2. Automation of manual jobs
Typically, the entire organisation can log into the HR system and changes are made directly in the system. When this type of real-time HR master data can be shared from the HR system to other systems in the organisation, additional manual data entry and data mining is often unnecessary. The benefit? Saving loads of time.
Having HR data move through systems also opens up many other possibilities, for example defining access rights to other systems directly through the HR system, or giving the management the ability to continuously monitor key business metrics and utilise real-time reports based on HR data. Utilising these opportunities requires joint reflection on processes, user groups and access rights from both the perspective of HR and IT.
3. Better communication
If IT representation is missing from the buying phase of the HR system, the IT department may never become aware of the APIs already available in the system. In this case, their potential remains untapped as the possible integrations available are not being explored or created to create an even better ecosystem.
Joint reflection also enables realistic procurement planning and scheduling, taking into account the schedules of other system projects in the rest of the organisation. With better planning, it is possible to achieve better-functioning system entities for the end users: when old legacy systems are replaced with newer ones that are connected with each other, modern interfaces are introduced and many workflows can be automated – ultimately resulting in more efficient HR processes and happier and more productive employees.
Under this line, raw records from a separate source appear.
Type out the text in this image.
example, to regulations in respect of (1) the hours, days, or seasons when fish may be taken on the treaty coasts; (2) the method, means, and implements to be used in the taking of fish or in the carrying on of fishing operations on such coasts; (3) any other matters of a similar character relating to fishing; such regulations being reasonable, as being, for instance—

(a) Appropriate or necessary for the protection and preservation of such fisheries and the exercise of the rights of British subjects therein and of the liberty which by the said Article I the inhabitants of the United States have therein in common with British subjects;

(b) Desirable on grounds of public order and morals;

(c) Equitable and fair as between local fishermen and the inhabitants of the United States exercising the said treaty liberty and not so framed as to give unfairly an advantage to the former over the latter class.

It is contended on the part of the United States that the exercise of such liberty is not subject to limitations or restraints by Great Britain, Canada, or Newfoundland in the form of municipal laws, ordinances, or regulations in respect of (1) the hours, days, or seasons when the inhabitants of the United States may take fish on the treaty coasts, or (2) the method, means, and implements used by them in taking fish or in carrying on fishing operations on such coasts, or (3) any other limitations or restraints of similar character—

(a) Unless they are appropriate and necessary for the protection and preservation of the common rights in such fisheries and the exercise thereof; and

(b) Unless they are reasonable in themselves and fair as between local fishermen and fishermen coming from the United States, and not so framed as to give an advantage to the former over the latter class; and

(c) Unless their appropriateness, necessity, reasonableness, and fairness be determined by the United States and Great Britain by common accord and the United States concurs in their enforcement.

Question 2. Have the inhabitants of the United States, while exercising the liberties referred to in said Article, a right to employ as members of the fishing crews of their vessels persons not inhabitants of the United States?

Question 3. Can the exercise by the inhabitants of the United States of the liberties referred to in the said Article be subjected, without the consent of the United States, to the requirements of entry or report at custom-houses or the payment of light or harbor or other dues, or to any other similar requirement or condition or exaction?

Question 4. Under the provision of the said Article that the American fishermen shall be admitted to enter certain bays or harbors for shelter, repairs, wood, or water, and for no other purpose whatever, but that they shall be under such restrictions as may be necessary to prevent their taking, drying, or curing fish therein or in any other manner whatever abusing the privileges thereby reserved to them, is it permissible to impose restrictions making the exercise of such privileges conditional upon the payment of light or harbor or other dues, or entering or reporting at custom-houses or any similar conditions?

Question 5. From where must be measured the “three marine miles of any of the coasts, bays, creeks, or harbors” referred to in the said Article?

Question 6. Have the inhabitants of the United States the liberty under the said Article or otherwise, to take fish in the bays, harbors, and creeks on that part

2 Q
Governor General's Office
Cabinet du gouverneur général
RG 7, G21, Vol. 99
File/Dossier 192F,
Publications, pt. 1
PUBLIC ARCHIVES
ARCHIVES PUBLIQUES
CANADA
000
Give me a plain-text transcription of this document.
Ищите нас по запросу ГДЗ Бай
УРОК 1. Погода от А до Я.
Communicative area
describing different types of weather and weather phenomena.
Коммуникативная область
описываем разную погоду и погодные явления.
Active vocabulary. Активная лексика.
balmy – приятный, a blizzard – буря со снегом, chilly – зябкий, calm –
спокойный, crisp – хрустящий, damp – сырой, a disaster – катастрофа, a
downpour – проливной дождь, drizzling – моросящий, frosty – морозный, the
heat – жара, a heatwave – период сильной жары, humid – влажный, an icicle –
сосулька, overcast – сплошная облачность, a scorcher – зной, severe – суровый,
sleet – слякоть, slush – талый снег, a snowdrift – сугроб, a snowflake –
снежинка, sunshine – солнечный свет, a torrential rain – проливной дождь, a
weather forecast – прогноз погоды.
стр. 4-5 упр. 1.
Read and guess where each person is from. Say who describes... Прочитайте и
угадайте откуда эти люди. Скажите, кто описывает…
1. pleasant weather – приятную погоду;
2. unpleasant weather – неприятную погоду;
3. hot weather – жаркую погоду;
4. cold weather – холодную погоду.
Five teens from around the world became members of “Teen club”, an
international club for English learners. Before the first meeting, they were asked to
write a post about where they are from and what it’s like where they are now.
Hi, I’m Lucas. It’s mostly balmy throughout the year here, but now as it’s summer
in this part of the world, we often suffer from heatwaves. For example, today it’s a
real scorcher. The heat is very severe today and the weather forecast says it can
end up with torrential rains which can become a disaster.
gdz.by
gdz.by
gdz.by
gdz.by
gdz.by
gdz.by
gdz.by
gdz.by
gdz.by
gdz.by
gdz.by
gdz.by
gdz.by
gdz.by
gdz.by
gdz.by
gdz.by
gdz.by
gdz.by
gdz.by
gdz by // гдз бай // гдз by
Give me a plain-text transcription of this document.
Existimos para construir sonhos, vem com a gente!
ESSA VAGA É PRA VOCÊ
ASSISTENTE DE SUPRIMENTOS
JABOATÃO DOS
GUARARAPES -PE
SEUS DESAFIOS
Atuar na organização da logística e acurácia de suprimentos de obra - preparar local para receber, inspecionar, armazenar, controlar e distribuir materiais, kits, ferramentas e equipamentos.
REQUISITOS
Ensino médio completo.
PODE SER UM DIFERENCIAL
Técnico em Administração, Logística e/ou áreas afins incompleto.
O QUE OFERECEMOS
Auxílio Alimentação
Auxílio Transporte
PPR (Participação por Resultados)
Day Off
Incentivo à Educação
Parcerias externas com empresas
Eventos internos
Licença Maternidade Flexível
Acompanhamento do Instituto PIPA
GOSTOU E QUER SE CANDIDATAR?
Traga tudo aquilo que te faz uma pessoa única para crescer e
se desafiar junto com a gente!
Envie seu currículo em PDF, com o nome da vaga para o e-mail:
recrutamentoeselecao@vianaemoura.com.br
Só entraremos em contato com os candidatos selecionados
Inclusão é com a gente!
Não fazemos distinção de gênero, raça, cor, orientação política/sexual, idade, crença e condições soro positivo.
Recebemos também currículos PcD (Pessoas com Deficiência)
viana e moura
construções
And by the way – when HR and IT talk to each other during the system acquisition phase, there is a significant risk that the interaction will continue even after the implementation project! 😉
4. Common interests and self-service activities
Another good reason for a close co-operation between HR and IT is to ensure that the HR system can be utilised for a wide range of activities that are of interest to the IT department as well.
One of the best examples of how an HR system can cater to the needs of both HR and IT is employee identity management (IdM / IAM). Once personal data of an employee has been entered into the HR system, it can also serve as a source of master data for centralised identity management. An example of a practical implementation is setting up an e-mail box for a new employee right after they have been entered into the HR system. The result is a smoother process for IT and HR alike.
Other examples of processes that are of interest for both HR and IT are different self-service functions, such as ordering working tools, or managing access rights. Utilising data from the HR system as a part of data warehousing or transferring HR data to BI tools also contributes to IT’s expanding ability to benefit from the HR data in an efficient way. Mapping out the common processes and offering employees a seamless way of handling them through self-service can be a huge benefit for all parts involved.
5. Together helping the end user
Once a smart ecosystem has been successfully implemented, the end user does not even have to be aware of all the different systems. For example, if access control is built on top of HR master data, it becomes invisible to the end user, as there is no need for several passwords or separate logins for different systems.
When systems talk to each other and information moves smoothly, HR processes and HR data are easier to manage, maintain, and also modify as needed – quickly and flexibly. It is in the best interest of the entire organisation and its management that the employee experience is taken care of and HR processes run smoothly throughout the life cycle of the employment relationship.